Now, how it should play out is, the pastor stops and takes care of the skinhead. He shows Jesus’ love, and eventually the skinhead repents and is saved. Or maybe the professor takes care of him, and they debate science and research methodologies, and the professor helps send the skinhead to college and his worldview shifts. Or being cared for by the black teen opens his eyes to the humans behind the skin color. In all three cases: repentance and change.

But I think what more often happens is this:

…a black teenager arrived, but because he was black and the skinhead was a skinhead, the black teenager feared that when the cops arrived they’d blame or even shoot him for attacking the man, even though he had nothing to do with it.
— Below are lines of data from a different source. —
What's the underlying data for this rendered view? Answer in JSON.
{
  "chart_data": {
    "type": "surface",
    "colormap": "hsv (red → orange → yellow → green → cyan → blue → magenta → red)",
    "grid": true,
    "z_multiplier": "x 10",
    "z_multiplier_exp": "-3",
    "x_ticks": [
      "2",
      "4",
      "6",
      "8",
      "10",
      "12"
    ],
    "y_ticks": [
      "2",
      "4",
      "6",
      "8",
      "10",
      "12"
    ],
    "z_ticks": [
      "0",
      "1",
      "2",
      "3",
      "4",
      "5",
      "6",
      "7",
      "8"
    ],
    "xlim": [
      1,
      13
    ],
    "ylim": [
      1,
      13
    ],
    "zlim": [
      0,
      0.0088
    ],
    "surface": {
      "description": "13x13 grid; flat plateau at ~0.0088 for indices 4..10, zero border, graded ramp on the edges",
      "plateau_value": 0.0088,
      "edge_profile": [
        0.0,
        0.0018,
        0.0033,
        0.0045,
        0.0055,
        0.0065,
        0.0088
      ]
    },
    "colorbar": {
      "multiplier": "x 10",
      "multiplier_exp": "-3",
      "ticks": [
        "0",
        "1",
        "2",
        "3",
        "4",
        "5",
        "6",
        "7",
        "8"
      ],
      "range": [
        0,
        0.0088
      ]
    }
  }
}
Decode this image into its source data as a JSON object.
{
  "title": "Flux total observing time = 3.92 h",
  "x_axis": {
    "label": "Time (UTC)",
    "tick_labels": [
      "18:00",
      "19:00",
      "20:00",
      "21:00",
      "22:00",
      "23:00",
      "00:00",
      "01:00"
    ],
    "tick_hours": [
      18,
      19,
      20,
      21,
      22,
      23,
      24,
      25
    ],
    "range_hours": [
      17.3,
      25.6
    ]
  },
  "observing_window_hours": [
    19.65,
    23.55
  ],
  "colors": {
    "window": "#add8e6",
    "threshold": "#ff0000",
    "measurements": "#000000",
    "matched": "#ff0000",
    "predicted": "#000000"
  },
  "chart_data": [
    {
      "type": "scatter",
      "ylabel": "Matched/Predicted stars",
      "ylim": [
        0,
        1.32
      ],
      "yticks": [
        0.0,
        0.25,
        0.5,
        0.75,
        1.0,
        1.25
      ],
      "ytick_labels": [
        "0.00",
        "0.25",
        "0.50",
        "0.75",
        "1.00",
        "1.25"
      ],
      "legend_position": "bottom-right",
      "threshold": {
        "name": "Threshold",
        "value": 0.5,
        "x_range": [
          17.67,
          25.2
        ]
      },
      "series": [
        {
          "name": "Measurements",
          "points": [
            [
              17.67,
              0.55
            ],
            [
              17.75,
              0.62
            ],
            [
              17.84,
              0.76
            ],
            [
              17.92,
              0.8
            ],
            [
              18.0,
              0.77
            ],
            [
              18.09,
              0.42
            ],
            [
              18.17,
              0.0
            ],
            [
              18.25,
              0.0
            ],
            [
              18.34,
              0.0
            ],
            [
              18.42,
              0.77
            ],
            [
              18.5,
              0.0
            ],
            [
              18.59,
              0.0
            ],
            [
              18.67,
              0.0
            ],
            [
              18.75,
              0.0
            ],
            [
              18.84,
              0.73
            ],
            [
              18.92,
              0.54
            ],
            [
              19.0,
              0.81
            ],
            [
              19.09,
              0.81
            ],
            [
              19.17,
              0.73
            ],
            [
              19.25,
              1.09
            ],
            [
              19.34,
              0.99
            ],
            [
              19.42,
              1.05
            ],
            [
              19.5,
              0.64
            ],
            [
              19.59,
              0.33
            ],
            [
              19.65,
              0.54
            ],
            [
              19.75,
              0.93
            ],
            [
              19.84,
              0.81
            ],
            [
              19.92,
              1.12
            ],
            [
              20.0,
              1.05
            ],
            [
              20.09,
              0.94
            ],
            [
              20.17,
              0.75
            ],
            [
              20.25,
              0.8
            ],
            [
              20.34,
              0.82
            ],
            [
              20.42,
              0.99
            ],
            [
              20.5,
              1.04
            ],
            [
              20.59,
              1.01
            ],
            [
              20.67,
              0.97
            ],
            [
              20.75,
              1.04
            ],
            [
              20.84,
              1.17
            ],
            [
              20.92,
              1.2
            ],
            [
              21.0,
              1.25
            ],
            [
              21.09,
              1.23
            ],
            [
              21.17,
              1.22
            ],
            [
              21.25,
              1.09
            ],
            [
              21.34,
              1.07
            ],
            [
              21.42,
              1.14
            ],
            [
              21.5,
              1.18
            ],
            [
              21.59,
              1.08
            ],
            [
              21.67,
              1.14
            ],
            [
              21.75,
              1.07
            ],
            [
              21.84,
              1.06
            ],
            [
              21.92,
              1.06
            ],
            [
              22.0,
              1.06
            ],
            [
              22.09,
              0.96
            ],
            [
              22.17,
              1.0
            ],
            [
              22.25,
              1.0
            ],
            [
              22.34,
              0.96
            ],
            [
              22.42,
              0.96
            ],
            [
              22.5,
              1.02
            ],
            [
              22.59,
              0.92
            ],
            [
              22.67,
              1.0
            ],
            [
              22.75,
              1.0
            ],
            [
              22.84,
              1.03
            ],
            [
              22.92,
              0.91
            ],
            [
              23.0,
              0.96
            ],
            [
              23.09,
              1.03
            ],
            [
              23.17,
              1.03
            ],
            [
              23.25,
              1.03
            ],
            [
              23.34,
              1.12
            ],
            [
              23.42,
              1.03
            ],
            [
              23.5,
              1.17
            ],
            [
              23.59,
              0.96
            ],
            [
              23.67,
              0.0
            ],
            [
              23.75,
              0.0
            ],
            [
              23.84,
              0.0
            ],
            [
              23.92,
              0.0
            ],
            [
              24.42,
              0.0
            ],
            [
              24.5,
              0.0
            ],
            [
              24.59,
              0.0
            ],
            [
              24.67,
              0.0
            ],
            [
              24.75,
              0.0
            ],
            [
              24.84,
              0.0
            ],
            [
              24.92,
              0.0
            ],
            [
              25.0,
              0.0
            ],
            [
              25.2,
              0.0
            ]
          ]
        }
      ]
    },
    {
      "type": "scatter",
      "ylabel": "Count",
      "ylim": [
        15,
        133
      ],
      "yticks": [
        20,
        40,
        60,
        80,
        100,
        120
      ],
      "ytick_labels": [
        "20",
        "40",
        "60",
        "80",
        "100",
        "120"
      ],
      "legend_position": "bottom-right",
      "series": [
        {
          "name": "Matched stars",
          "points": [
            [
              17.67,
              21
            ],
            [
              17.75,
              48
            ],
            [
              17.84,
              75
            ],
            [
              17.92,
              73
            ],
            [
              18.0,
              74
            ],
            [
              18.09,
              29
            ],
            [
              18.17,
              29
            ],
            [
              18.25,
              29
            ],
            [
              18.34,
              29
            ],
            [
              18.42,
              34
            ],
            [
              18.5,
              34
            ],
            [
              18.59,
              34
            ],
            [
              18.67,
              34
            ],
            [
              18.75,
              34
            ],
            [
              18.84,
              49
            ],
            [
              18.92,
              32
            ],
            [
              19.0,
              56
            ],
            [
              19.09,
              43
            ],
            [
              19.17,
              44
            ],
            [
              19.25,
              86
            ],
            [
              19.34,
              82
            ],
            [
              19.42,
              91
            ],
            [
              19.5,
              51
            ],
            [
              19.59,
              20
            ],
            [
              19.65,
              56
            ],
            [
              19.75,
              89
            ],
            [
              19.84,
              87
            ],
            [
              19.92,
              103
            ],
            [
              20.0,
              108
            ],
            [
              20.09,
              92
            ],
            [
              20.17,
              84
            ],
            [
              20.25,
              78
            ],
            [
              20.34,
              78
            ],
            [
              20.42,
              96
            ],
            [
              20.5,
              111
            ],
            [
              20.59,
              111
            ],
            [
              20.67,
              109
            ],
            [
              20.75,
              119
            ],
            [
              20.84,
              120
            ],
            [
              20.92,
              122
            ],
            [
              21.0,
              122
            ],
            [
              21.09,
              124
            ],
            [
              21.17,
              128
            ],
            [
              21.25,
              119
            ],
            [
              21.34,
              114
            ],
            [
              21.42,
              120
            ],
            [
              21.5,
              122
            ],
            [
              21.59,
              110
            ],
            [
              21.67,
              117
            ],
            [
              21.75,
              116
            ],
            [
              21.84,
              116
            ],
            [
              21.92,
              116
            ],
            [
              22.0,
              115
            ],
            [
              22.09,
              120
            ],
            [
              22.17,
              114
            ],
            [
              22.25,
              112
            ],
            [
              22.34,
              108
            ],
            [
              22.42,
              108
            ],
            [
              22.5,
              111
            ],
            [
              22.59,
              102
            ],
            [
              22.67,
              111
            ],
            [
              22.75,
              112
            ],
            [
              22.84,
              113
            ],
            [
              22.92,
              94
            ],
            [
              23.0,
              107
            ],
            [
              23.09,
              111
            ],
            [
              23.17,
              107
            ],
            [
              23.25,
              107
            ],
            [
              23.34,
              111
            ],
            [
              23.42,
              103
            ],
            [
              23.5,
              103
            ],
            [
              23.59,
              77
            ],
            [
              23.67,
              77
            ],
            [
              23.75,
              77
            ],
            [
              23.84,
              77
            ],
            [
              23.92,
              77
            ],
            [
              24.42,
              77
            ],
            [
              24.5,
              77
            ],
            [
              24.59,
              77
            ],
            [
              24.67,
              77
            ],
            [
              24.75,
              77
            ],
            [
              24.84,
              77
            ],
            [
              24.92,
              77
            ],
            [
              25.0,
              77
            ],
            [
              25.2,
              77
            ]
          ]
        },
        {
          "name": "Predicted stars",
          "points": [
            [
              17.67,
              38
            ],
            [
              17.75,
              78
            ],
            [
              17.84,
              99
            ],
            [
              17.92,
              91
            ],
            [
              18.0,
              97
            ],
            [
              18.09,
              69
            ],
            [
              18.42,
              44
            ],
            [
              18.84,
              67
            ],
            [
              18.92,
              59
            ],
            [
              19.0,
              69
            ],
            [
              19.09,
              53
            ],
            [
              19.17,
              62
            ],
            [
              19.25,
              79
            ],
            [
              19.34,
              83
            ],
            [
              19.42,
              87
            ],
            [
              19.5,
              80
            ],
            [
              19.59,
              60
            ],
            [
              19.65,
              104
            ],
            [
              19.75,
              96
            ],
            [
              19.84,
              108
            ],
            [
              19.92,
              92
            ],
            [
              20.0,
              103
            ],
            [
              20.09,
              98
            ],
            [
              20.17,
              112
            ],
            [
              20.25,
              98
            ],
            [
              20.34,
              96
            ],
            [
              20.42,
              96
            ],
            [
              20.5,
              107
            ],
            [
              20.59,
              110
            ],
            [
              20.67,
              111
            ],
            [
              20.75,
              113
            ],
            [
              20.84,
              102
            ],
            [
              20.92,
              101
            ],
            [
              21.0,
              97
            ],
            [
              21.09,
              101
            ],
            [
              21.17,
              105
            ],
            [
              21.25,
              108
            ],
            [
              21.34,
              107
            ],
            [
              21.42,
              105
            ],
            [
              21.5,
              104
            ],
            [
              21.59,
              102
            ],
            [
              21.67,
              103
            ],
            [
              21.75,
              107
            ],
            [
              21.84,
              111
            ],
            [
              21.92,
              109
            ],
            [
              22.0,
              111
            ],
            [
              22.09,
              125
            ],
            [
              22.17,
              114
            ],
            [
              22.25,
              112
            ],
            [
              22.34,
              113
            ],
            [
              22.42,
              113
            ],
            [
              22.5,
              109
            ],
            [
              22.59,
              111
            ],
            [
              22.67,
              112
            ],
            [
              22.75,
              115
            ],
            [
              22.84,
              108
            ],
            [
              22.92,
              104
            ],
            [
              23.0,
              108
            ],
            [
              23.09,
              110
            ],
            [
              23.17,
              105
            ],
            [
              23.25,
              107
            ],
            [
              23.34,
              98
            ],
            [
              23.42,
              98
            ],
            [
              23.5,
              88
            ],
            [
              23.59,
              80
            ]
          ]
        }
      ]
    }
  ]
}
So he ran through, fearing for his life, and left the skinhead bleeding. Finally, another skinhead came through and helped him up and gave him some bandaids to slow the bleeding. “Look at them,” the unhurt skinhead said. “They all hate us. They don’t care if we die. Look at all that gravel they kicked up into your wounds while they walked past. Stick with us, and we’ll make them all pay.”

There’s some support for the theory that President Trump got elected by the impoverished, marginalized white population because he was finally a politician who at least pretended to listen to them. And this interview by Cracked (warning: language) supports the idea: a kid got embraced by the Neo-Nazi crowd when everyone else rejected him, so he became one.

So what’s the cure?

It’s a hard balance, because the racism absolutely needs to be condemned. But we also have to learn how to love the members of these groups as people, created in the image of God, and deserving of dignity. To respectfully disagree and correct, yes. But to do so not under a blanket of hate, but of love.

(As a Christian, I also believe that the only way to do this is by relying on Jesus’ strength, which is why “Love God with everything you are” is listed before “love your neighbor.” But that’s a separate conversation.)

So how do we do this?

This brings me back to Sonnet Sunday.

Last October, I was touring some of the battlegrounds in Franklin, TN. One site in particular was maintained by the Daughters of the Confederacy. As a good ol’ Northern girl, reading their signs and looking at the Confederate Flag waving was more eye-opening than I expected—because of course the Union was on the side of justice and reconciliation, and of course the Rebels were horrible monsters for wanting to preserve their rights to take away the rights and lives of others on the basis of skin color. In short, the Confederacy represented all that was morally reprehensible about racism and slavery. They were the “bad guys” in the Civil War. So why were people still honoring them?

In this particular location there were a number of monuments to soldiers and regiments who fought and fell in Franklin. They were well-maintained; many of the monuments were even new, somewhere around 15-20 years old. They were not forgotten history; they were cared for by descendants of Confederate veterans. Maybe these modern caretakers believe the states’ rights rhetoric about the Civil War, but condemn racism. Or maybe some of them marched in Virginia this weekend.

I was wrestling with these thoughts when I came across a small Confederate flag that had obviously fallen out of place. And all of a sudden, I found myself in a moral and ethical dilemma. How should I treat that flag? Leave it? Spit on it? Set it back upright, where it belonged?

What would you have done?

On Winstead Hill

Originally published on Facebook on October 13, 2o16

Though history is by the victors writ,
There are the few, the proud, who hold their ground
Who let their long-lost cause yet still resound
Resolving yet to honor ancient grit
Of men who bled for causes they thought just.
They fought for homes and family liberty
(Although they sought to define who was free);
They fought here—died by musket, saber thrust.
Up here on Windstead Hill there was a flag
Of the Confed’racy, knocked to the earth—
And I, a Union girl of righteous North,
Though tempted, then, to stand and gloat and brag—
I picked it up, replanted it instead,
For my God mourns all his beloved dead.